The protests in Michigan reflected a growing coalition of environmental activists, labor advocates, and local residents who see data centers as resource-hungry facilities that consume enormous amounts of water and electricity while offering relatively few jobs to host communities.
The polling numbers tell the story
Gallup polling shows that 61% of Americans believe AI will eliminate more jobs than it creates. Pew Research puts the concern in even starker terms: 57% of respondents say the societal risks posed by AI are significant.
Why this matters for crypto and tech investors
Data centers are not easy to relocate. They require massive capital expenditure, reliable power grids, and water access for cooling. If community opposition escalates from protests to something more disruptive, the timeline and cost for building new AI infrastructure could increase meaningfully.
With 61% of Americans worried about AI-driven job losses, elected officials have a powerful incentive to slow-walk approvals for new data center projects or impose additional environmental review requirements.

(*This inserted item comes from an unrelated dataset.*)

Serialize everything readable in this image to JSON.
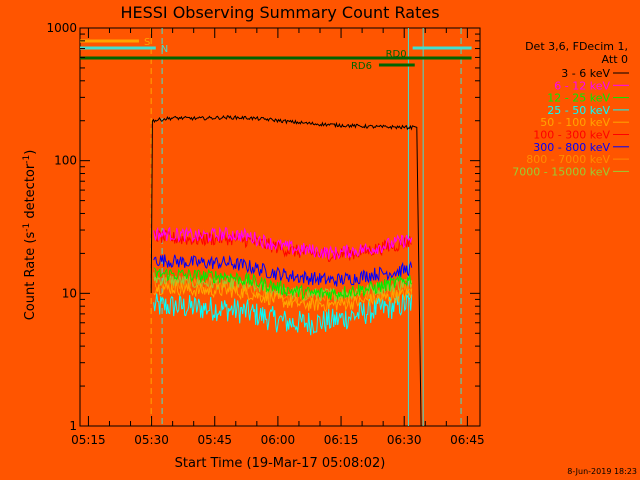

For crypto specifically, decentralized compute networks like Render, Akash, and similar projects have positioned themselves as alternatives to centralized data center monopolies. A sustained backlash against large-scale data center construction could, paradoxically, strengthen the case for distributed infrastructure. Smaller, geographically dispersed compute nodes are harder to protest than a single massive facility consuming a town’s water supply.
The fact that US intelligence agencies are now formally tracking this as a domestic extremism category means that surveillance, enforcement actions, and public discourse around AI opposition will intensify. The Michigan protests and the new threat designation suggest that community resistance is becoming a material factor in deployment timelines.